Archaeologists have dated house remnants along the beach ridge from 200 B.C. to 300 A.D. The name Unalakleet means “from the southern side.” Unalakleet has long been a major trade center as the terminus for the Kaltag Portage, an important winter travel route connecting to the Yukon River. Indians on the upper river were considered “professional” traders with a monopoly on the Indian-Eskimo trade across the Kaltag Portage. The Russian-American Company built a post here in the 1830s. In 1898, reindeer herders from Lapland were brought to Unalakleet to establish sound herding practices. In 1901, the Army Signal Corps built over 605 miles of telegraph line from St. Michael to Unalakleet, over the portage to Kaltag and Fort Gibbon. The city was incorporated in 1974.

A federally-recognized tribe is located in the community — the Native Village of Unalakleet. The population of the community consists of 87.7% Alaska Native or part Native. Unalakleet has a history of diverse cultures and trade activity. The local economy is the most active in Norton Sound, along with a traditional Unaligmiut Eskimo subsistence lifestyle. Fish, seal, caribou, moose, and bear are utilized. The sale of alcohol is prohibited in the community, although importation and possession is allowed. During the 2000 U.S. Census, total housing units numbered 242, and vacant housing units numbered 18. Vacant housing units used only seasonally numbered 6. U.S. Census data for Year 2000 showed 258 residents as employed. The unemployment rate at that time was 14.57 percent, although 48.61 percent of all adults were not in the work force. The median household income was $42,083, per capita income was $15,845, and 11.04 percent of residents were living below the poverty level.

Facilities, Utilities, Schools and Health Care

Water is derived from an infiltration gallery on Powers Creek and is treated and stored in a million-gallon steel tank. The water source is not sufficient during extremely cold weather. One-hundred-ninety (190) households are connected to the piped water and sewer system and have complete plumbing. Only two households haul water and honeybuckets. Residents haul refuse to the baler facility for transportation to the landfill. Refuse collection is available for commercial customers. Matanuska Electric Association owns and operates the electrical system in Unalakleet, through the Unalakleet Valley Electric Cooperative. Electricity is provided by Unalakleet Valley Electric Cooperative. There is one school located in the community, attended by 157 students. Local hospitals or health clinics include Anikkan Inuit Illuaqutaat Sub-Regional Clinic (Unalakleet). The clinic is a qualified Emergency Care Center. Emergency Services have river and air access.

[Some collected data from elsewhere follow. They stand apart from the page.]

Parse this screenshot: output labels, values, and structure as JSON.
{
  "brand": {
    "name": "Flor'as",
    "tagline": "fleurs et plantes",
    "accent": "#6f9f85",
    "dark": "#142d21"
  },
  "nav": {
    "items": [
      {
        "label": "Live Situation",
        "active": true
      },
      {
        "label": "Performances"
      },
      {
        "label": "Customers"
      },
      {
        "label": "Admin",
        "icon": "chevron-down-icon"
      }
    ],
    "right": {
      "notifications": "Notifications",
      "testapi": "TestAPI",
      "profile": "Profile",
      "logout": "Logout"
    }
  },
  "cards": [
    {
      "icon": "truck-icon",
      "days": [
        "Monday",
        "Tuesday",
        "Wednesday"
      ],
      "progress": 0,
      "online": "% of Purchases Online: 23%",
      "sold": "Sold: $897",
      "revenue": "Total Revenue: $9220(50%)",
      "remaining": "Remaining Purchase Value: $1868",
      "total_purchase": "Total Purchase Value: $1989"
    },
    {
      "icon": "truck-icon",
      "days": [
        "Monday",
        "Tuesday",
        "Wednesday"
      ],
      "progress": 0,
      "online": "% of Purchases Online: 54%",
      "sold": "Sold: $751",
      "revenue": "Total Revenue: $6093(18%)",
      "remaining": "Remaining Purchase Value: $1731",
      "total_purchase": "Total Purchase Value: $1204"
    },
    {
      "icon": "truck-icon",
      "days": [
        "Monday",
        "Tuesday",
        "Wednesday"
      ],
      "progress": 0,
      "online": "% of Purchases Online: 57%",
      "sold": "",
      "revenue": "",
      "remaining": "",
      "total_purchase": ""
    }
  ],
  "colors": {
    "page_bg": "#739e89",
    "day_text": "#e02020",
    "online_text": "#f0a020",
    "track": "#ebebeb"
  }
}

Emergency service is provided by volunteers and a health aide.

Economy and Transportation

Both commercial fishing for herring and herring roe and subsistence activities are major components of Unalakleet’s economy. In 2009, 96 residents held commercial fishing permits. Norton Sound Econonomic Development Council operates a fish processing plant. Government and school positions are relatively numerous. Tourism is becoming increasingly important; there is world-class silver fishing in the area.

Unalakleet has a state-owned 5,900′ long by 150′ wide gravel runway and a gravel strip that is 1,900′ long and 75′ wide. There are regular flights to Anchorage. Cargo is lightered from Nome; there is a dock. Local overland travel is mainly by ATVs, snowmachines, and dogsleds in winter.